Single by Siouxsie and the Banshees

from the album Tinderbox
- B-side: "Lullaby"; "Umbrella";
- Released: 28 February 1986
- Recorded: May 1985
- Genre: Alternative rock
- Label: Polydor
- Songwriters: Susan Ballion, Peter Edward Clarke and Steven Severin
- Producers: Siouxsie and the Banshees

Siouxsie and the Banshees singles chronology
| "Cities in Dust" (1985) | "Candyman" (1986) | "This Wheel's on Fire" (1987) |

Music video
- "Candyman" on YouTube

= Candyman (Siouxsie and the Banshees song) =

"Candyman" is a song written and produced by British rock band Siouxsie and the Banshees. It was released as the second single from their seventh studio album Tinderbox (1986). The song became the band's 13th top 40 hit, peaking at number 34 in the UK Singles Chart.

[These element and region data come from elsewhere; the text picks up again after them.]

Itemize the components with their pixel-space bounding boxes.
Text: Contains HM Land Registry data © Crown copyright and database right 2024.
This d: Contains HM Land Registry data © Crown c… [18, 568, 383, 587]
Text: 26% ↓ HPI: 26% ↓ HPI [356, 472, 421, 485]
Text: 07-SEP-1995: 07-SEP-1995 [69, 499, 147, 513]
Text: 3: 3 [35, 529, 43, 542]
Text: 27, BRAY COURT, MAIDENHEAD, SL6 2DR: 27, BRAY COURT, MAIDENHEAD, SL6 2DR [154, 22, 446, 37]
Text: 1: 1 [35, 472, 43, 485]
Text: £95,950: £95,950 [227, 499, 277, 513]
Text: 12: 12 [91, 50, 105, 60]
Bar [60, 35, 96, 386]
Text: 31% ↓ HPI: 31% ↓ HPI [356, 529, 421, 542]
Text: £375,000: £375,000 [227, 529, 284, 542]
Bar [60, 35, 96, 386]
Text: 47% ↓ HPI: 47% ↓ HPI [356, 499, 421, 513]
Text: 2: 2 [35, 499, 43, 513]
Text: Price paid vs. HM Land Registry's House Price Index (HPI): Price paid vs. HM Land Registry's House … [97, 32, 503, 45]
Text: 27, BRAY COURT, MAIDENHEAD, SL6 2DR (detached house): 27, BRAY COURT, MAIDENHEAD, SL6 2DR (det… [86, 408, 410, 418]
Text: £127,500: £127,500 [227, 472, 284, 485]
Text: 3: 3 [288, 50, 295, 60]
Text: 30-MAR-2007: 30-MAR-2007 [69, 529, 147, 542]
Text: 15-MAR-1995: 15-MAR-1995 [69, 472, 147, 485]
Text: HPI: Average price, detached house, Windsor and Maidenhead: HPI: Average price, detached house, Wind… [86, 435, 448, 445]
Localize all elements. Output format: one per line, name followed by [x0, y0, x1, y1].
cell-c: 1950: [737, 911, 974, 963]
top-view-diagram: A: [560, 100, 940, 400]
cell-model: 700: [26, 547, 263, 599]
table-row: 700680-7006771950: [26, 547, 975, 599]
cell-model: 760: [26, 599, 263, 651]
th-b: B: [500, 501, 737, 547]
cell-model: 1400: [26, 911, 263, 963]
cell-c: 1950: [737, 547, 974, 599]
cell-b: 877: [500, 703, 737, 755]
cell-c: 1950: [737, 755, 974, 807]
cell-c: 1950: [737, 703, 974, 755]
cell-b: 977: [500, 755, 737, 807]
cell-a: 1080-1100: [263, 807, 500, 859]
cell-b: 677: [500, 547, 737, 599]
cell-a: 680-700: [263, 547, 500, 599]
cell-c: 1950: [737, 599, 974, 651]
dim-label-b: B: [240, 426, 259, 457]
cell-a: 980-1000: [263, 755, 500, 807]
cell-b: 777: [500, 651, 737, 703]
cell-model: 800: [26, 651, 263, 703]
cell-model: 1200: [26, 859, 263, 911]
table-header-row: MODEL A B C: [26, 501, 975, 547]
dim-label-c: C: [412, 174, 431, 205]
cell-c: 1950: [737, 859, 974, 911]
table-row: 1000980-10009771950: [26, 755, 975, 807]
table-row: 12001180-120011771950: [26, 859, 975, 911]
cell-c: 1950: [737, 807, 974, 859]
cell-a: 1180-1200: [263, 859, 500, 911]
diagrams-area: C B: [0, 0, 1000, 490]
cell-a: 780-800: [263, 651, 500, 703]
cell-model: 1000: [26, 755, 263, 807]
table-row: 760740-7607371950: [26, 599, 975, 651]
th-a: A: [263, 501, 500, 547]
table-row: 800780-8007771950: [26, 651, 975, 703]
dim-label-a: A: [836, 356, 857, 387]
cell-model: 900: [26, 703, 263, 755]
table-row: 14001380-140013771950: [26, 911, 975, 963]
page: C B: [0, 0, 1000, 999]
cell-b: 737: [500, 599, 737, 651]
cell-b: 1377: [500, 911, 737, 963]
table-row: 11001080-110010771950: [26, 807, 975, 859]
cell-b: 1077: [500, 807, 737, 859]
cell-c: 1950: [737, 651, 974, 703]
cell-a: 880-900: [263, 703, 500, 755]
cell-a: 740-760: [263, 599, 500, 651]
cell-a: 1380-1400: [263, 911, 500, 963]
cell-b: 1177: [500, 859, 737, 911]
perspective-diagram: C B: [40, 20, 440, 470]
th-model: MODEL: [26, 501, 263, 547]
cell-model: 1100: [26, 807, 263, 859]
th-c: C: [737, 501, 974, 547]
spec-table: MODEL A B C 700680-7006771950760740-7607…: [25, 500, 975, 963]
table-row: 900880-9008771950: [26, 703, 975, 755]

The song is about child abuse. Musically, it is a guitar-based number with distinctive use of arpeggios by John Valentine Carruthers. Melody Maker hailed the single upon its release, saying it was "thrilling". [...] "Big and brash and clashing, its many parts combine to form one spirited, unpredictable yet wholly co-ordinated outburst while Siouxsie's voice, in confident control, bounces up and down and around the repeating motifs, and unexpected twist of arrangements."